Let's start by calculating the molar masses of mercury(II) perchlorate (Hg(ClO4)2) and sodium sulfide (Na2S).
The molar mass of Hg(ClO4)2 = atomic mass of Hg + 2 * (atomic mass of Cl + 4 * atomic mass of O)
= 200.59 g/mol + 2 * (35.45 g/mol + 4 * 16.00 g/mol)
= 200.59 g/mol + 2 * (35.45 g/mol + 64.00 g/mol)
= 200.59 g/mol + 2 * (99.45 g/mol)
= 200.59 g/mol + 198.90 g/mol
= 399.49 g/mol
The molar mass of Na2S = 2 * (atomic mass of Na) + atomic mass of S
= 2 * 22.99 g/mol + 32.07 g/mol
= 45.98 g/mol + 32.07 g/mol
= 78.05 g/mol
Next, we need to calculate the number of moles of each reactant.
Number of moles of Hg(ClO4)2 = mass of Hg(ClO4)2 / molar mass of Hg(ClO4)2
= 88.445 g / 399.49 g/mol
≈ 0.2213 mol
Number of moles of Na2S = mass of Na2S / molar mass of Na2S
= 13.180 g / 78.05 g/mol
= 0.1688 mol
Now, we can compare the mole ratios of the reactants to determine the limiting reactant.
From the balanced chemical equation:
Hg(ClO4)2 + Na2S -> HgS + 2 NaClO4
According to the equation, the stoichiometric ratio is 1:1 for Hg(ClO4)2 and Na2S. This means that for every 1 mol of Hg(ClO4)2, we need 1 mol of Na2S to react completely.
Since we have 0.2213 mol Hg(ClO4)2 and 0.1688 mol Na2S, it is clear that Na2S is the limiting reactant because we don't have enough of it to react with the available Hg(ClO4)2 completely.
To find the grams of solid precipitate formed (HgS), we need to use the mole ratio between HgS and Na2S.

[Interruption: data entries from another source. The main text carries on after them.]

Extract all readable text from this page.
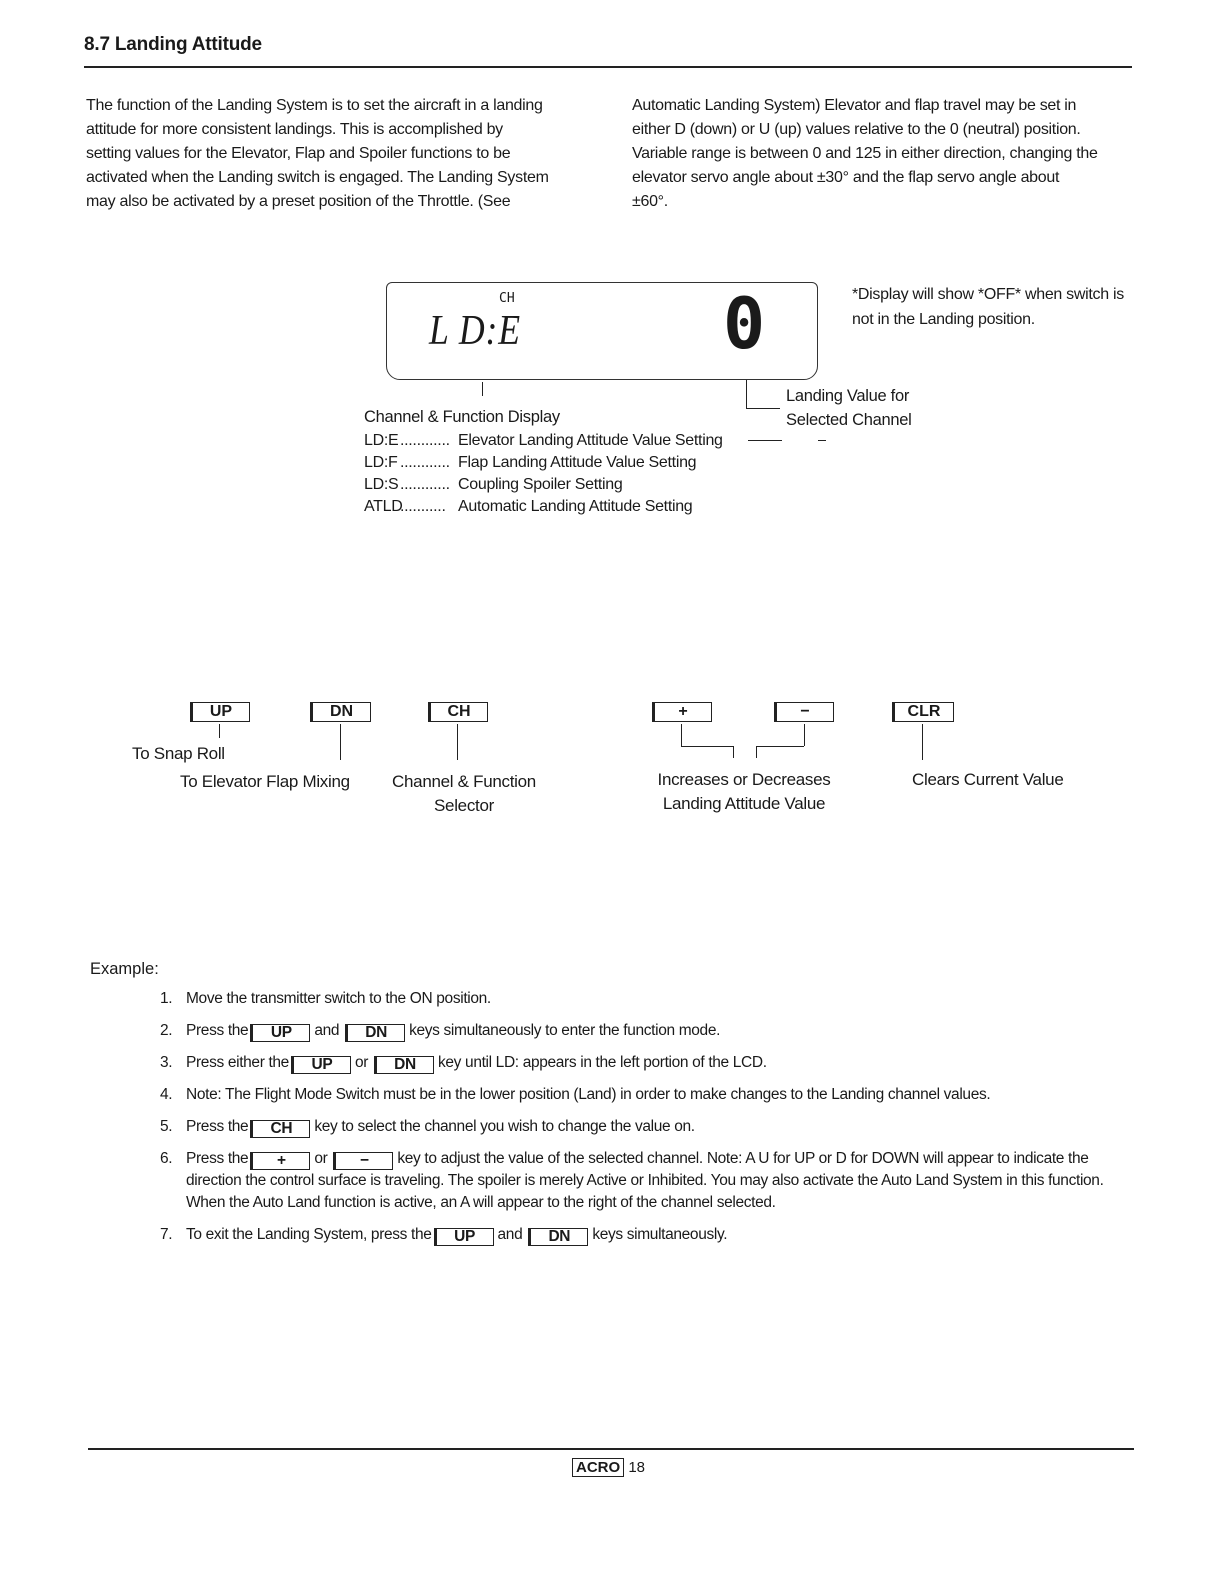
8.7 Landing Attitude

The function of the Landing System is to set the aircraft in a landing

attitude for more consistent landings. This is accomplished by

setting values for the Elevator, Flap and Spoiler functions to be

activated when the Landing switch is engaged. The Landing System

may also be activated by a preset position of the Throttle. (See

Automatic Landing System) Elevator and flap travel may be set in

either D (down) or U (up) values relative to the 0 (neutral) position.

Variable range is between 0 and 125 in either direction, changing the

elevator servo angle about ±30° and the flap servo angle about

±60°.

CH
L D:E	0	*Display will show *OFF* when switch is
not in the Landing position.
Landing Value for
Selected Channel
Channel & Function Display
LD:E ............ Elevator Landing Attitude Value Setting
LD:F ............ Flap Landing Attitude Value Setting
LD:S ............ Coupling Spoiler Setting
ATLD........... Automatic Landing Attitude Setting
UP	DN	CH	+	−	CLR
To Snap Roll
To Elevator Flap Mixing	Channel & Function
Selector
Increases or Decreases
Landing Attitude Value
Clears Current Value
Example:
1. Move the transmitter switch to the ON position.
2. Press the UP and DN keys simultaneously to enter the function mode.
3. Press either the UP or DN key until LD: appears in the left portion of the LCD.
4. Note: The Flight Mode Switch must be in the lower position (Land) in order to make changes to the Landing channel values.
5. Press the CH key to select the channel you wish to change the value on.
6. Press the + or − key to adjust the value of the selected channel. Note: A U for UP or D for DOWN will appear to indicate the direction the control surface is traveling. The spoiler is merely Active or Inhibited. You may also activate the Auto Land System in this function. When the Auto Land function is active, an A will appear to the right of the channel selected.
7. To exit the Landing System, press the UP and DN keys simultaneously.
ACRO 18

From the balanced chemical equation, the molar mass of HgS = atomic mass of Hg + atomic mass of S
= 200.59 g/mol + 32.07 g/mol
= 232.66 g/mol
Number of moles of HgS = number of moles of Na2S (since the stoichiometric ratio is 1:1)
= 0.1688 mol
Mass of HgS = number of moles of HgS * molar mass of HgS
= 0.1688 mol * 232.66 g/mol
= 39.16 g
Therefore, 39.16 grams of solid precipitate (HgS) will be formed.
Now, let's calculate the mass of the reactant in excess that remains after the reaction.
Number of moles of excess Hg(ClO4)2 = number of moles of Hg(ClO4)2 - number of moles of Na2S
= 0.2213 mol - 0.1688 mol
= 0.0525 mol
Mass of excess Hg(ClO4)2 = number of moles of excess Hg(ClO4)2 * molar mass of Hg(ClO4)2
= 0.0525 mol * 399.49 g/mol
= 20.97 g
Therefore, after the reaction, 20.97 grams of the reactant Hg(ClO4)2 will remain in excess.